# Side-by-side Repro Vs Original Schwinn Sprockets



## SirMike1983 (Jul 23, 2016)

A little talk about reproduction parts, and particularly comparing an original Schwinn versus a reproduction. Is there a difference between the reproduction and the original? Have a look.

http://bikeshedva.blogspot.com/2016/07/original-versus-reproduction-bike-parts.html


----------



## Metacortex (Jul 23, 2016)

Very interesting, thanks for posting. Where did the reproduction part come from?


----------



## island schwinn (Jul 23, 2016)

I think with so many original pieces still available,why use a repo Chinese piece?I would rather spend some time straightening and cleaning an original part.


----------



## SirMike1983 (Jul 23, 2016)

Metacortex said:


> Very interesting, thanks for posting. Where did the reproduction part come from?





island schwinn said:


> I think with so many original pieces still available,why use a repo Chinese piece?I would rather spend some time straightening and cleaning an original part.

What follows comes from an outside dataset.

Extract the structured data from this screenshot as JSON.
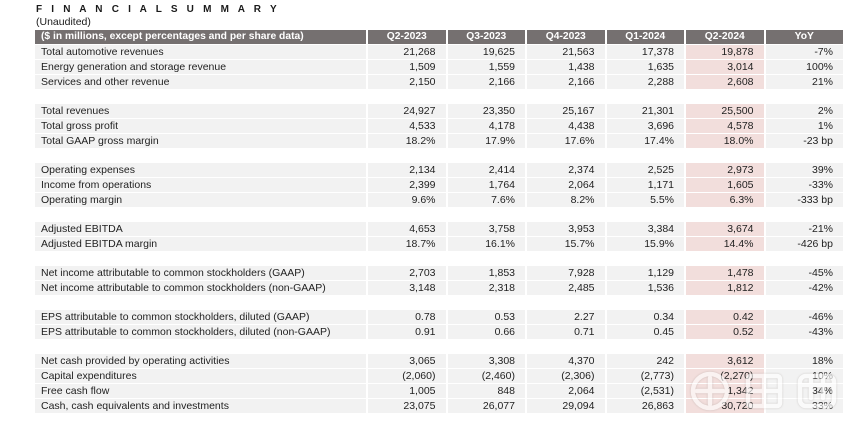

This is one sold by Memory Lane Classics and it's not a bad part, even if it's a reproduction and not quite as nice as the original. I ran one of these on a custom bike project for awhile, and it did fine. It was not as nice as an original, but I had one sitting in a box in my shed, and it did alright in the drive train.

Why use one? Some people just want a drop-in part that will work reasonably well. Some with old bikes live in apartments and don't work on the bikes. I see 1970s-era Schwinns used as commuters up in the city, with an array of reproduction parts on them. Some of those parts really are junk, and some aren't that bad.  

It's true that the clover sprockets are cheap and plentiful still. But is that always going to be the case? It reminds me of how people chopped Model T cars back in the day, even though today classic car buffs would kill for an original Tin Lizzy.


----------